Secondo le regole aggiornate, gli stipendi possono essere depositati solo su un conto bancario intestato al dipendente o trasferiti attraverso un istituto finanziario autorizzato. La riforma si applica alle persone che stipulano un nuovo contratto di lavoro a partire da ottobre e a quelle che cambiano lavoro dopo questa data.
Questa misura fa parte della politica nazionale di migrazione del lavoro di Malta, volta a rafforzare l'equità e la trasparenza nel mercato del lavoro.

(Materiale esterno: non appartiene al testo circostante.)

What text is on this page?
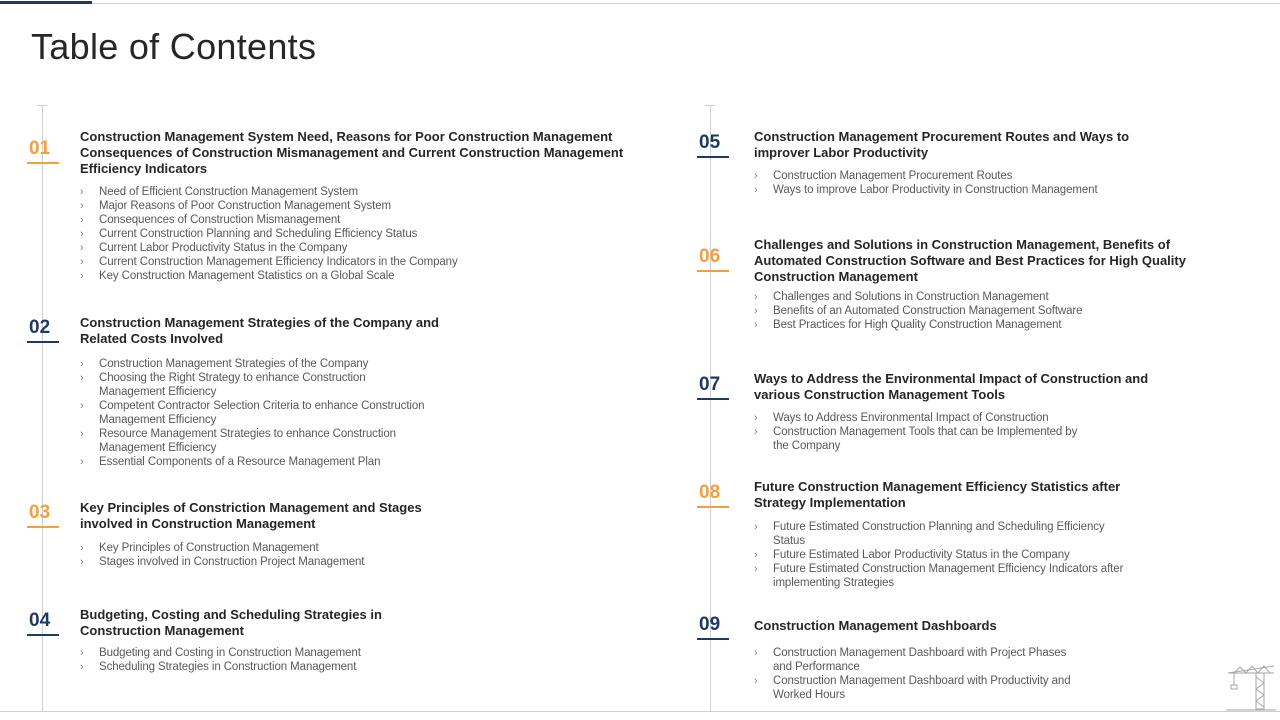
Table of Contents
01
Construction Management System Need, Reasons for Poor Construction Management Consequences of Construction Mismanagement and Current Construction Management Efficiency Indicators
› Need of Efficient Construction Management System
› Major Reasons of Poor Construction Management System
› Consequences of Construction Mismanagement
› Current Construction Planning and Scheduling Efficiency Status
› Current Labor Productivity Status in the Company
› Current Construction Management Efficiency Indicators in the Company
› Key Construction Management Statistics on a Global Scale
02	Construction Management Strategies of the Company and Related Costs Involved
› Construction Management Strategies of the Company
› Choosing the Right Strategy to enhance Construction Management Efficiency
› Competent Contractor Selection Criteria to enhance Construction Management Efficiency
› Resource Management Strategies to enhance Construction Management Efficiency
› Essential Components of a Resource Management Plan
03	Key Principles of Constriction Management and Stages involved in Construction Management
› Key Principles of Construction Management
› Stages involved in Construction Project Management
04	Budgeting, Costing and Scheduling Strategies in Construction Management
› Budgeting and Costing in Construction Management
› Scheduling Strategies in Construction Management
05	Construction Management Procurement Routes and Ways to improver Labor Productivity
› Construction Management Procurement Routes
› Ways to improve Labor Productivity in Construction Management
06
Challenges and Solutions in Construction Management, Benefits of Automated Construction Software and Best Practices for High Quality Construction Management
› Challenges and Solutions in Construction Management
› Benefits of an Automated Construction Management Software
› Best Practices for High Quality Construction Management
07	Ways to Address the Environmental Impact of Construction and various Construction Management Tools
› Ways to Address Environmental Impact of Construction
› Construction Management Tools that can be Implemented by the Company
08	Future Construction Management Efficiency Statistics after Strategy Implementation
› Future Estimated Construction Planning and Scheduling Efficiency Status
› Future Estimated Labor Productivity Status in the Company
› Future Estimated Construction Management Efficiency Indicators after implementing Strategies
09	Construction Management Dashboards
› Construction Management Dashboard with Project Phases and Performance
› Construction Management Dashboard with Productivity and Worked Hours
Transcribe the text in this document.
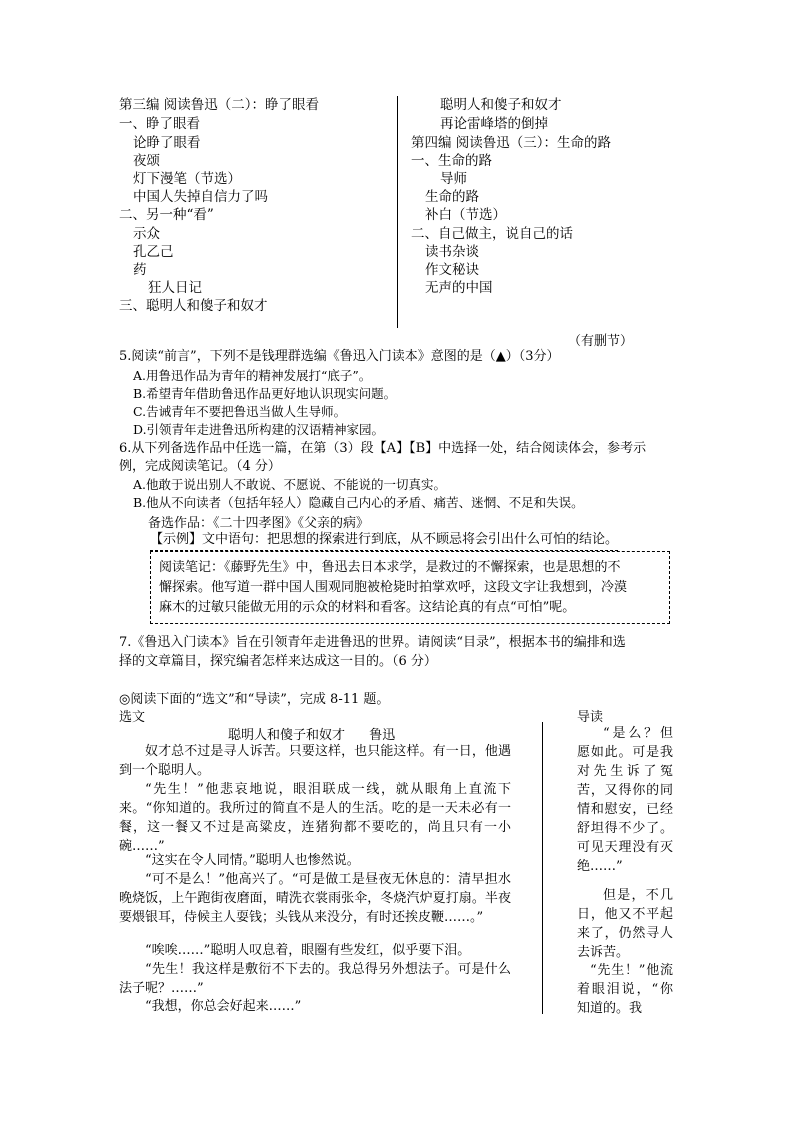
第三编 阅读鲁迅（二）：睁了眼看
一、睁了眼看
论睁了眼看
夜颂
灯下漫笔（节选）
中国人失掉自信力了吗
二、另一种“看”
示众
孔乙己
药
狂人日记
三、聪明人和傻子和奴才
聪明人和傻子和奴才
再论雷峰塔的倒掉
第四编 阅读鲁迅（三）：生命的路
一、生命的路
导师
生命的路
补白（节选）
二、自己做主，说自己的话
读书杂谈
作文秘诀
无声的中国
（有删节）
5.阅读“前言”，下列不是钱理群选编《鲁迅入门读本》意图的是（▲）（3分）
A.用鲁迅作品为青年的精神发展打“底子”。
B.希望青年借助鲁迅作品更好地认识现实问题。
C.告诫青年不要把鲁迅当做人生导师。
D.引领青年走进鲁迅所构建的汉语精神家园。
6.从下列备选作品中任选一篇，在第（3）段【A】【B】中选择一处，结合阅读体会，参考示
例，完成阅读笔记。（4 分）
A.他敢于说出别人不敢说、不愿说、不能说的一切真实。
B.他从不向读者（包括年轻人）隐藏自己内心的矛盾、痛苦、迷惘、不足和失误。
备选作品：《二十四孝图》《父亲的病》
【示例】文中语句：把思想的探索进行到底，从不顾忌将会引出什么可怕的结论。
阅读笔记：《藤野先生》中，鲁迅去日本求学，是救过的不懈探索，也是思想的不
懈探索。他写道一群中国人围观同胞被枪毙时拍掌欢呼，这段文字让我想到，冷漠
麻木的过敏只能做无用的示众的材料和看客。这结论真的有点“可怕”呢。
7.《鲁迅入门读本》旨在引领青年走进鲁迅的世界。请阅读“目录”，根据本书的编排和选
择的文章篇目，探究编者怎样来达成这一目的。（6 分）
◎阅读下面的“选文”和“导读”，完成 8-11 题。
选文	导读
聪明人和傻子和奴才 鲁迅
奴才总不过是寻人诉苦。只要这样，也只能这样。有一日，他遇到一个聪明人。
“先生！”他悲哀地说，眼泪联成一线，就从眼角上直流下来。“你知道的。我所过的简直不是人的生活。吃的是一天未必有一餐，这一餐又不过是高粱皮，连猪狗都不要吃的，尚且只有一小碗……”
“这实在令人同情。”聪明人也惨然说。
“可不是么！”他高兴了。“可是做工是昼夜无休息的：清早担水晚烧饭，上午跑街夜磨面，晴洗衣裳雨张伞，冬烧汽炉夏打扇。半夜要煨银耳，侍候主人耍钱；头钱从来没分，有时还挨皮鞭……。”
“唉唉……”聪明人叹息着，眼圈有些发红，似乎要下泪。
“先生！我这样是敷衍不下去的。我总得另外想法子。可是什么法子呢？……”
“我想，你总会好起来……”
“是么？但愿如此。可是我对先生诉了冤苦，又得你的同情和慰安，已经舒坦得不少了。可见天理没有灭绝……”
但是，不几日，他又不平起来了，仍然寻人去诉苦。
“先生！”他流着眼泪说，“你知道的。我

Imponendo il pagamento elettronico dei salari, le autorità cercano di salvaguardare i diritti dei lavoratori, garantire un adeguato monitoraggio delle pratiche di impiego e prevenire abusi o sfruttamento.
I datori di lavoro che non si adeguano rischiano sanzioni, tra cui la possibile sospensione dall'assunzione di lavoratori stranieri.
L'iniziativa è stata descritta come un passo significativo per migliorare la protezione dei lavoratori, rafforzare la responsabilità e garantire una concorrenza leale in tutti i settori.